Georgia's call for South African farmers
To revive its agricultural industry, the Georgian government is inviting groups of white South African farmers to settle and farm there - but not everyone thinks it is such a good idea, reports the BBC's Caucasus correspondent Damien McGuinness.
Dressed in shorts, snow is clearly a new experience for these South African farmers.
But this trip to Georgia is about more than seeing a different climate. Johan Swart has come with his wife and his parents to see if the former Soviet republic could one day become his new home.
He says the policies of the South African government are making it increasingly difficult to stay in the country where he was born.
"The government can come to you, and tell you, this is what we are willing to pay for your farm and you have to sell," he explained. "If the government doesn't recognise the value you put on the farm, wants to pay you maybe a half of that, and you have to sell, what security do you have?"
At the end of apartheid in South Africa the majority of the land was owned by the white community, who made up less than 10% of the population. Now, with land reforms under way, some farmers are looking for opportunities elsewhere.
So far, 90 white South African farmers have visited Georgia to look at land for sale.
In the former Soviet Union, Georgian farms were mostly state-run, so many Georgian farmers lost their traditional skills.
According to government spokesman Nikoloz Avaliani, these South African farmers will help to turn things round.
"South African farmers are some of the best farmers in the world. They have good experience and we would like to see such farms in Georgia. There is a lot of potential here."
The Georgian government is giving them a great deal of support, such as advice about where to buy and how to settle in Georgia. And, depending how much foreign investment and jobs the farmers bring with them, they may be able to buy state-owned land cheaply.
But Georgian farmers say they are not getting any help from their own government.
As he herds his four cows alongside a small stream, Vakhtang Menagharishvili says the government doesn't seem interested in helping people like him.
"It doesn't seem very fair," he said. "They should help Georgian farmers first. Then help foreign farmers."
Poor infrastructure makes it hard to get produce to market, and loans are expensive. So Georgian farmers struggle to make a decent living. Most earn less than $150 (£93) a month.

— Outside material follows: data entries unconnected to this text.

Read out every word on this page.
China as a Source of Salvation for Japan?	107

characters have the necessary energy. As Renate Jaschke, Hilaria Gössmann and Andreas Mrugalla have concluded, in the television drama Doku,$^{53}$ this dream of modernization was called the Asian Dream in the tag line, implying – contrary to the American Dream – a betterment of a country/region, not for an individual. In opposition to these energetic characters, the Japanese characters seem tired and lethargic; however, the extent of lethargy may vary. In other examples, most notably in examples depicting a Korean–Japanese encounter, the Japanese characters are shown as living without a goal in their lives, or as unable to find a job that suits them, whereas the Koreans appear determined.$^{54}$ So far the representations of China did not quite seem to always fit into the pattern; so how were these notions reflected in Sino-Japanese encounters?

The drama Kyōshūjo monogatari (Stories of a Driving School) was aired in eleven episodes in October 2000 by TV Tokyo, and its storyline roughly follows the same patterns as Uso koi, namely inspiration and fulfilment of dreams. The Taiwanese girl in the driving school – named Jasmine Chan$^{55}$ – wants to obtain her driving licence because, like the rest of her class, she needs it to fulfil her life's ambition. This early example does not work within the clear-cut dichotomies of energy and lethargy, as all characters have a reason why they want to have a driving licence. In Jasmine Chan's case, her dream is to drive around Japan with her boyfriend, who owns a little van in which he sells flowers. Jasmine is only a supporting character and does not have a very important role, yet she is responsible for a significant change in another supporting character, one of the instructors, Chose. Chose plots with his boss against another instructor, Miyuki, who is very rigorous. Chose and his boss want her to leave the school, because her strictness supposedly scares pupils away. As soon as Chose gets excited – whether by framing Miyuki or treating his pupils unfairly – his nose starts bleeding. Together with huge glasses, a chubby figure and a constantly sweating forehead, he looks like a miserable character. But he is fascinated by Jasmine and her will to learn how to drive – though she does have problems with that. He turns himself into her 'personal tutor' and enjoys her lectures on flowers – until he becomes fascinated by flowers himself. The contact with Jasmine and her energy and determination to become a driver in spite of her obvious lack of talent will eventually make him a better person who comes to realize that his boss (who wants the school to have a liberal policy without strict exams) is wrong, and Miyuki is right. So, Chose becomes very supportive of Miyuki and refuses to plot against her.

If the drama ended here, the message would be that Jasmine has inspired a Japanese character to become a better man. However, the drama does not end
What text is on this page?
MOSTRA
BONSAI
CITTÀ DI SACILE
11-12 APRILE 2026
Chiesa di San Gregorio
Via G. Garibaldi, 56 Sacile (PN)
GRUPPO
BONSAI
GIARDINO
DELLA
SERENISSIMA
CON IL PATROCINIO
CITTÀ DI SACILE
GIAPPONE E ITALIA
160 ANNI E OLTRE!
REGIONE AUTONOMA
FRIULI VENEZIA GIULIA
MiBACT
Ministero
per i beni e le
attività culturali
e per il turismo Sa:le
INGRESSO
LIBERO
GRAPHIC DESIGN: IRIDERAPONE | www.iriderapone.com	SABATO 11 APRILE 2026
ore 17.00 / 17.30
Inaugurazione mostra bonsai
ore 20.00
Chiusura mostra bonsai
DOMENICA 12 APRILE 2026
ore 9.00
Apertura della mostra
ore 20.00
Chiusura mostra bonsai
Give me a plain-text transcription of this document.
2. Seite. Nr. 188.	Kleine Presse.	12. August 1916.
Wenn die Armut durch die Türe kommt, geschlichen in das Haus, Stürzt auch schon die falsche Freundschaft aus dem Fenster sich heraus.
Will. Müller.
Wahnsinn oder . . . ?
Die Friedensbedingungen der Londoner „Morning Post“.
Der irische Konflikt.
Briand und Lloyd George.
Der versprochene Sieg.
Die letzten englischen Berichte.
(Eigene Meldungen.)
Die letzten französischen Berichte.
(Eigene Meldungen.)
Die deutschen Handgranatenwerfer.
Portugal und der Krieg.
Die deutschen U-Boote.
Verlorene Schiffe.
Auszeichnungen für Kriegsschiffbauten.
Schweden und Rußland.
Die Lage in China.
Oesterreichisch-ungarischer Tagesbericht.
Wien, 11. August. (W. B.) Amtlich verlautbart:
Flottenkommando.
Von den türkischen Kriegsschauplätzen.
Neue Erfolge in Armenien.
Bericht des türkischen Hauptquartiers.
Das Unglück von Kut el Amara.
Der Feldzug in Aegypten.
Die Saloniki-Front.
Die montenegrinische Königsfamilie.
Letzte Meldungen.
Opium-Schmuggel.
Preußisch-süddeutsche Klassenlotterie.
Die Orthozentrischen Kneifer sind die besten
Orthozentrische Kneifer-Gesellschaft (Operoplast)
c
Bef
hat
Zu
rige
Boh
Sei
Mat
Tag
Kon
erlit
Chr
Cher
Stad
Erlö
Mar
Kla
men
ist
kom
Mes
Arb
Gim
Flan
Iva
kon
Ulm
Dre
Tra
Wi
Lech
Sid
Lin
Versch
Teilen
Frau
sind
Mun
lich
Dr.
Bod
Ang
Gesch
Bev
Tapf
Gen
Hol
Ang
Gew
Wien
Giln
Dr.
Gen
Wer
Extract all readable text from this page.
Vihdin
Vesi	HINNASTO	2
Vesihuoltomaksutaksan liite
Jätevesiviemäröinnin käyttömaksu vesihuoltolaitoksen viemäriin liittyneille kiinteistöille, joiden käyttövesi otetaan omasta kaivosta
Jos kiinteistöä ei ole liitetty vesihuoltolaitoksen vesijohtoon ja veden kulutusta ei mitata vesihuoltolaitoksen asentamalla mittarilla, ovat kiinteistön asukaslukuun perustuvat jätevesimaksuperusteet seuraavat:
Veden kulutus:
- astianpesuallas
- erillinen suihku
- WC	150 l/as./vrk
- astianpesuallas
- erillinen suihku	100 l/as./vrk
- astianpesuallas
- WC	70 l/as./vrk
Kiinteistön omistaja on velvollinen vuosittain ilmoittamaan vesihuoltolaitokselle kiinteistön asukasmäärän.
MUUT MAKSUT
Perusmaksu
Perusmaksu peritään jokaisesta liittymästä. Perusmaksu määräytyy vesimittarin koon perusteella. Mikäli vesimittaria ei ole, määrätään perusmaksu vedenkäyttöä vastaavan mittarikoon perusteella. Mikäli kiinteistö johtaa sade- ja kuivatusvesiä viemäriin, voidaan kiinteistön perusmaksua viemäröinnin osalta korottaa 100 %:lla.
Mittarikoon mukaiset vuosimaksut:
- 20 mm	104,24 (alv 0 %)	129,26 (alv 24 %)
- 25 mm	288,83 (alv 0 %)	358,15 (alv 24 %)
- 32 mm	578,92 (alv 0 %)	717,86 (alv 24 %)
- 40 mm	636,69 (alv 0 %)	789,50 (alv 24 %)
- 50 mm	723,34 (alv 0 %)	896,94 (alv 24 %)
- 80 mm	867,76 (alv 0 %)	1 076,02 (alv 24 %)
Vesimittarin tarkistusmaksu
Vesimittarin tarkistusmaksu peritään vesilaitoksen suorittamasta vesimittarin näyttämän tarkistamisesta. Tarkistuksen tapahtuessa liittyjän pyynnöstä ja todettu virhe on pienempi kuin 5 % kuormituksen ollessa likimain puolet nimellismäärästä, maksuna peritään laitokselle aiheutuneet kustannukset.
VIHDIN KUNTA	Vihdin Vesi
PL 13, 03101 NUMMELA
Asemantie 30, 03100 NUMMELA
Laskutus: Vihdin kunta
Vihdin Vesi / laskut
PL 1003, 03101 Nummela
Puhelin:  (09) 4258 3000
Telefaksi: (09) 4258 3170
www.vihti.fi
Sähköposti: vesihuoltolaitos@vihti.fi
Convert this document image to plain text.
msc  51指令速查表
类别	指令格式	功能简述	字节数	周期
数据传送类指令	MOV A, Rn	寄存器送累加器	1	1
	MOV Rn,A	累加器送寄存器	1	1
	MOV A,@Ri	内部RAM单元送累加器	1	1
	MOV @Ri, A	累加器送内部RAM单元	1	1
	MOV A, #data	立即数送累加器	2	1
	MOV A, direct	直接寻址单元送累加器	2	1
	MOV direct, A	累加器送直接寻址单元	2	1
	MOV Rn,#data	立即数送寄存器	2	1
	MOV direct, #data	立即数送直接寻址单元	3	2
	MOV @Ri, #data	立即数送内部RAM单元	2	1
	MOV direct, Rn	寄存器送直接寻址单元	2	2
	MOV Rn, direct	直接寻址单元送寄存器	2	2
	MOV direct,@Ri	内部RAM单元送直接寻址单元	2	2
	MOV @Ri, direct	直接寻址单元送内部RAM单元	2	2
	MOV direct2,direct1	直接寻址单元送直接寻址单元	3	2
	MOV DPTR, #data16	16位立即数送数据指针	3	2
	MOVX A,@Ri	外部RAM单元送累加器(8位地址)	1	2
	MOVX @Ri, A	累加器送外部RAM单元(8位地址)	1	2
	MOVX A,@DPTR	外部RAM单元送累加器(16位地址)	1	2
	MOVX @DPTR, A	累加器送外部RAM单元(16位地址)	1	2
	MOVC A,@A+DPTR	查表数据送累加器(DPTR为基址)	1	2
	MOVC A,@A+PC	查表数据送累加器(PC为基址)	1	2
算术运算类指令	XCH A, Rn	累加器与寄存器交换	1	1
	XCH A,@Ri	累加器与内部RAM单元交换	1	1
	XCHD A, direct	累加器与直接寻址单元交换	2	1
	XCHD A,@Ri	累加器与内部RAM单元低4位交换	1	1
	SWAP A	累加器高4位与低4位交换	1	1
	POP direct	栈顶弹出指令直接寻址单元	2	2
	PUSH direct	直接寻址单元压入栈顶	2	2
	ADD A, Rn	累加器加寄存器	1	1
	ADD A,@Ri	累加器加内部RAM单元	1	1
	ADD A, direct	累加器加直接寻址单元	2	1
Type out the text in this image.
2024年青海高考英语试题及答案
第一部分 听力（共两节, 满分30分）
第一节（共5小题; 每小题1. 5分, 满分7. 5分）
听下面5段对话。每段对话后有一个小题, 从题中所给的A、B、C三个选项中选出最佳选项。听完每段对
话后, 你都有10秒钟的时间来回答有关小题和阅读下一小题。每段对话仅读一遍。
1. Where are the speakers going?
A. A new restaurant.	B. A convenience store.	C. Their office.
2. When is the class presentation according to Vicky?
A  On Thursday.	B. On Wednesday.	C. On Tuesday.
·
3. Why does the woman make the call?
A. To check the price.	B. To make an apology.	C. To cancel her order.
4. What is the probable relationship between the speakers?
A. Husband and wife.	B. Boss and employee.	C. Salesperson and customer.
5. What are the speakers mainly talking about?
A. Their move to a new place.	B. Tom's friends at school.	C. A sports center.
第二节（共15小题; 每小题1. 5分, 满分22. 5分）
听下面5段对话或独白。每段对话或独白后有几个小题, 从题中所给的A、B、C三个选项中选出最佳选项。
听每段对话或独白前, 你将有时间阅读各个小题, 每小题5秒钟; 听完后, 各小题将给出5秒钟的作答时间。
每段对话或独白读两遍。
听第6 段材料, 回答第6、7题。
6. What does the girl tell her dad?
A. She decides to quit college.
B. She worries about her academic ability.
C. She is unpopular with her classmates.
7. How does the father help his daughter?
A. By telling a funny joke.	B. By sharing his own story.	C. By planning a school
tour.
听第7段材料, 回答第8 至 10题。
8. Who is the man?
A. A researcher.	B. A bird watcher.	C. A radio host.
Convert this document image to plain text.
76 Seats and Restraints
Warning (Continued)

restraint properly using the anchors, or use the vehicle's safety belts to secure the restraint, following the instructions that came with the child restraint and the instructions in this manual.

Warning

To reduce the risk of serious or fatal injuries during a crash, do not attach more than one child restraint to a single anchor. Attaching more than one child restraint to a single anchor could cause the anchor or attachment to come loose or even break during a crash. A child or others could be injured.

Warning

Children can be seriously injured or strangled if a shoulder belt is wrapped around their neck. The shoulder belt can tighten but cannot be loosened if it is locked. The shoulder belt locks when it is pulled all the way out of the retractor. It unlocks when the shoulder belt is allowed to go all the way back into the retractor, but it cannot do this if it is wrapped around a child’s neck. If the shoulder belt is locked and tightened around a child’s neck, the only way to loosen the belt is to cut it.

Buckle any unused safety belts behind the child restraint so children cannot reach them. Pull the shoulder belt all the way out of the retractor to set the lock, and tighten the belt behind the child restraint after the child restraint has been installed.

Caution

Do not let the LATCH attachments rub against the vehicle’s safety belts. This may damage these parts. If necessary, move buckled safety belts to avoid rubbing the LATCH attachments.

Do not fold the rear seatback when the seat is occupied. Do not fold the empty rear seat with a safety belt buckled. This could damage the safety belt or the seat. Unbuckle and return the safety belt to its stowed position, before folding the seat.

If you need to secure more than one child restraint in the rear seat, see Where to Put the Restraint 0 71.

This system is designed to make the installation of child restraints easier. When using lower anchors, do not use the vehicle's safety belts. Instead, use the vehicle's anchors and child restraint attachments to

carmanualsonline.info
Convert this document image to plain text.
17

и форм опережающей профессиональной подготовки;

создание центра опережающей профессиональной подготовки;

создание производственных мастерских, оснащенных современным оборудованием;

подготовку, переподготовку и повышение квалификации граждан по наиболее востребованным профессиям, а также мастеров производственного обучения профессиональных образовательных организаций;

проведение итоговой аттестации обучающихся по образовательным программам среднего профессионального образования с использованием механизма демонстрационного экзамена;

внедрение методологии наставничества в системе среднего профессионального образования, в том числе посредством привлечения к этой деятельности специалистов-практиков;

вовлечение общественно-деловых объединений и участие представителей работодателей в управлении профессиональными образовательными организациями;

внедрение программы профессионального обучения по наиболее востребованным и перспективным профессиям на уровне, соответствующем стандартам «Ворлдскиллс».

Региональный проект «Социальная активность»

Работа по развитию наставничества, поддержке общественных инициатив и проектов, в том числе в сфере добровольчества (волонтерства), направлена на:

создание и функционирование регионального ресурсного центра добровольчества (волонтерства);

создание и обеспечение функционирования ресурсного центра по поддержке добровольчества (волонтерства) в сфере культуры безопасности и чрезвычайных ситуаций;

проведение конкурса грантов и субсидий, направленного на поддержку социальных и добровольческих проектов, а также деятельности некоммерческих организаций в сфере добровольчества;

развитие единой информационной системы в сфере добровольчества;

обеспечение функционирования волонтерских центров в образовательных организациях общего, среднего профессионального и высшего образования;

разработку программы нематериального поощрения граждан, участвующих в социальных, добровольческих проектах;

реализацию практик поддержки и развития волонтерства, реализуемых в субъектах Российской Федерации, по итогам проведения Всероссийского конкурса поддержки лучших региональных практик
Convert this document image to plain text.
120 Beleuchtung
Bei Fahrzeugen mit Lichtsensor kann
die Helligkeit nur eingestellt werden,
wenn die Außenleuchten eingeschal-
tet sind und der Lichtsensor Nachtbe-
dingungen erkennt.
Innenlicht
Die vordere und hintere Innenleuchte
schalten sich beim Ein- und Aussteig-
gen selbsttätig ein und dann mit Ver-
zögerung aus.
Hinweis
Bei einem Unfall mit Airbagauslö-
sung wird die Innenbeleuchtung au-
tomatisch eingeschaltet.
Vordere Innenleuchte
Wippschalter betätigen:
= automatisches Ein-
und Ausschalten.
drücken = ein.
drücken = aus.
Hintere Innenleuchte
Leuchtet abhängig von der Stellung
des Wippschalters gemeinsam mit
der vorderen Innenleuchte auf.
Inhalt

Mariam Jorjadze, from the agricultural organisation Elkana, says the main problem is that Georgian farmers need advice about how to run their farms more efficiently. The government, she says, is not providing that.
Small numbers of foreign farmers can be beneficial by bringing in investment, she believes. But a large influx would create tensions with local farmers.
"If it becomes policy to sell land to big investors, and if we then see a situation of land-grabbing, then it will be a big problem for our farmers because land is limited."
But Mr Avaliani disputes this, saying that many Georgian farmers are looking forward to working together with the South Africans.
"They want to set up joint ventures with South African farmers because they think they could raise the profitability and productivity of their farms," he said. "They are more than delighted to have South African farmers and South African expertise on their farms."
By the end of the tour it is clear that Georgia has made a positive impression on Johan and his family.
"This farm where we are right now is probably the best proposition we've seen so far," he says. "We're excited and there are a lot of possibilities here. It's something that can be considered seriously. But we're still going to have to see more of the farm before we can make a final decision."
If Johan and his wife do end up moving here, it certainly would be a fresh start for them - and perhaps for Georgian farming too.